We all numb negative emotions with something. We all take the edge off. Food, cigarettes, relationships, beer, wine, liquor, shopping, staying busy, working too much, gambling, caretaking, co-dependency, gambling, affairs, chaos, perfectionism, constant change, television and the Internet.
Anything ringing a bell?
I’ve been reading Brene Brown’s The Gifts of Imperfection in conjunction with an online Oprah course. Numbing was the focus of week five, and it hit home for me.
Numbing with Food
The reason I became so overweight as a young adult was because I overate. I used overeating to numb emotions and feelings I did not want to feel. Pain, fear, shame, disappointment, grief, rejection, sadness. These are all negative emotions and feelings all of us deal with. Here’s the thing: For years, I was not conscious that I numbed emotions with food. Not until I hit rock bottom did I realized I was eating so much good-tasting food to feel good. A temporary feel-good that made me reach for food again and again. When I came home from school from another day where my crush didn’t like me, do you know what I did? I ate.
When we are dissatisfied in any component of life — self-worth, relationships, money, etc — we feel negative emotions. Negative emotions are not easy to deal with, so what many of us do? We try to bury them, to numb them, to pretend they’re not there. You can do this for years, but the issues will resurface. Karma.
Do you know what you miss out on while you temporarily avoid the intensity of negative emotions and feelings? Joy. You miss out on joy.
Why do you miss out on joy? Because you cannot selectively numb emotions. When you numb the negative feelings, you numb the positive ones. When you numb the dark, you numb the light. When you “take the edge off,” you dull your good feelings. I learned this several years ago, and because I don’t want to miss out on anymore joy, I put on my brave face and deal with pain. I deal with the ugly stuff head-on because I know the repercussions of numbing. As Brene describes wholehearted people, I try to “lean into the discomfort of hard emotions.”
Joy is just as sharp as the dark emotions, Brene writes.
Does this surprise you?
“To love someone fiercely, to believe in something with your entire being, to celebrate a fleeting moment, to fully engage in a life that doesn’t come with guarantees — these are risks that involve vulnerability and pain. When we lose our tolerance for discomfort, we lose joy. In fact, addiction research shows us that an intensely positive experience is as likely to cause relapse as an intensely painful experience.”
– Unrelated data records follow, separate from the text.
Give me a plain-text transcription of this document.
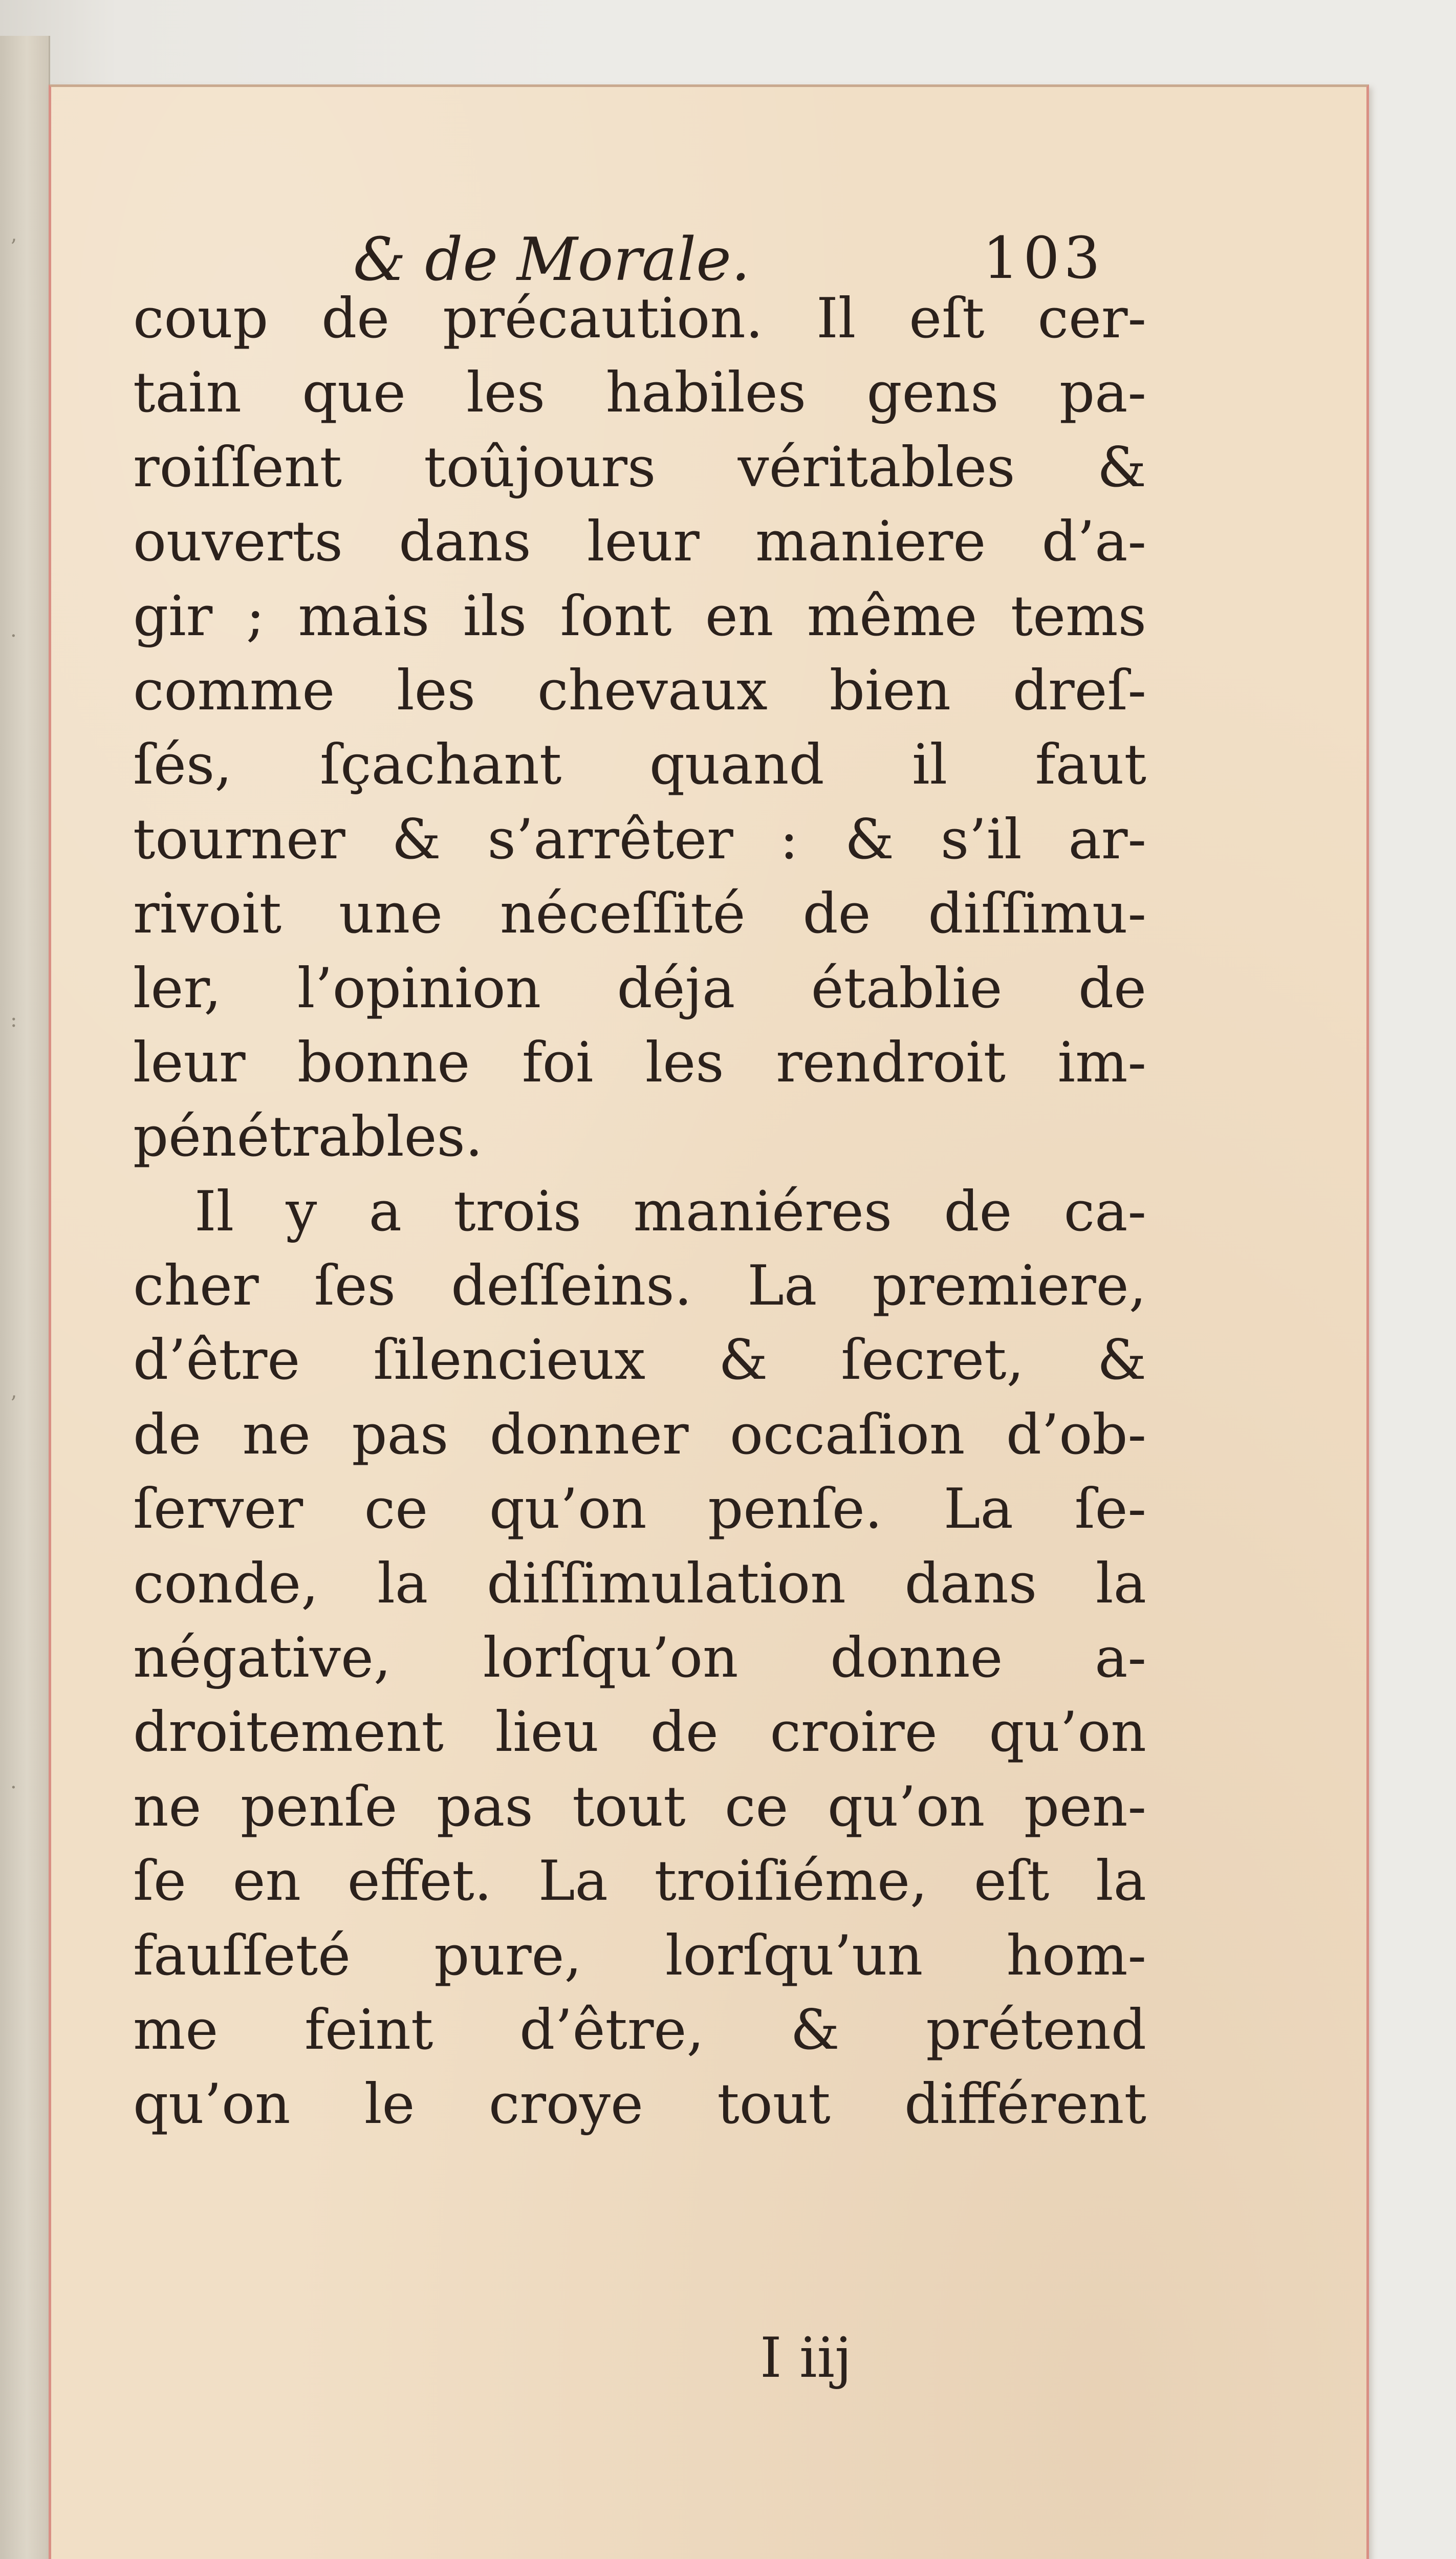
’
·
:
’
·
& de Morale.	103
coup de précaution. Il eſt cer-
tain que les habiles gens pa-
roiſſent toûjours véritables &
ouverts dans leur maniere d’a-
gir ; mais ils ſont en même tems
comme les chevaux bien dreſ-
ſés, ſçachant quand il faut
tourner & s’arrêter : & s’il ar-
rivoit une néceſſité de diſſimu-
ler, l’opinion déja établie de
leur bonne foi les rendroit im-
pénétrables.
Il y a trois maniéres de ca-
cher ſes deſſeins. La premiere,
d’être ſilencieux & ſecret, &
de ne pas donner occaſion d’ob-
ſerver ce qu’on penſe. La ſe-
conde, la diſſimulation dans la
négative, lorſqu’on donne a-
droitement lieu de croire qu’on
ne penſe pas tout ce qu’on pen-
ſe en effet. La troiſiéme, eſt la
fauſſeté pure, lorſqu’un hom-
me feint d’être, & prétend
qu’on le croye tout différent
I iij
Brene Brown, The Gifts of Imperfection, page 73
Are you feeling discomfort reading this?
Numbing and Addiction
Numbing and taking the edge off is not just about addiction. Everyone numbs, but not everyone has an addiction. The difference is whether our way of numbing gets in the way from being emotionally honest, setting boundaries, feeling like we’re enough, staying out of judgment, and feeling connected. Numbing is a problem when we use it to escape or hide from the realities of our life.
Face-to-Face with Numbing
In week five of Oprah and Brene’s course, we got deep into numbing. The first step was to make a little collage of things that drive me to numb. What drives me to numb are things that take stabs at my self-worth. I was more specific in my art journal, of course.
The second step was to pinpoint all the ways that I numb. Fortunately, for the last few years, I’ve been able to pinpoint when I numb pretty quickly. I don’t do it all that much, but my go-to numbing behaviors are food and the Internet. In case you are wondering about the Internet thing, any prolonged facetime with tv, Internet, or the phone is distraction. Numbing is all about distraction.
The third step was to think about things that bring me comfort. Here is what I wrote:
Specifically, what drives you numb? Have you been numbing something for years? Do you often numb the same kinds of feelings?
Recognize how you numb. In the absence of that brownie, cigarette, shopping spree, gossip session, Google search, or other usual distraction, how do you feel?
Try the exercise that I did above. Figure out what drives you to numb, what you numb with, and what brings you true comfort. When you finally are able to embrace the dark, you can feel the ecstasy of joy, as fleeting as it is.
I hope you found meaning in this. It was a bit difficult to write, but once again, as I lean into vulnerability, I lean into joy.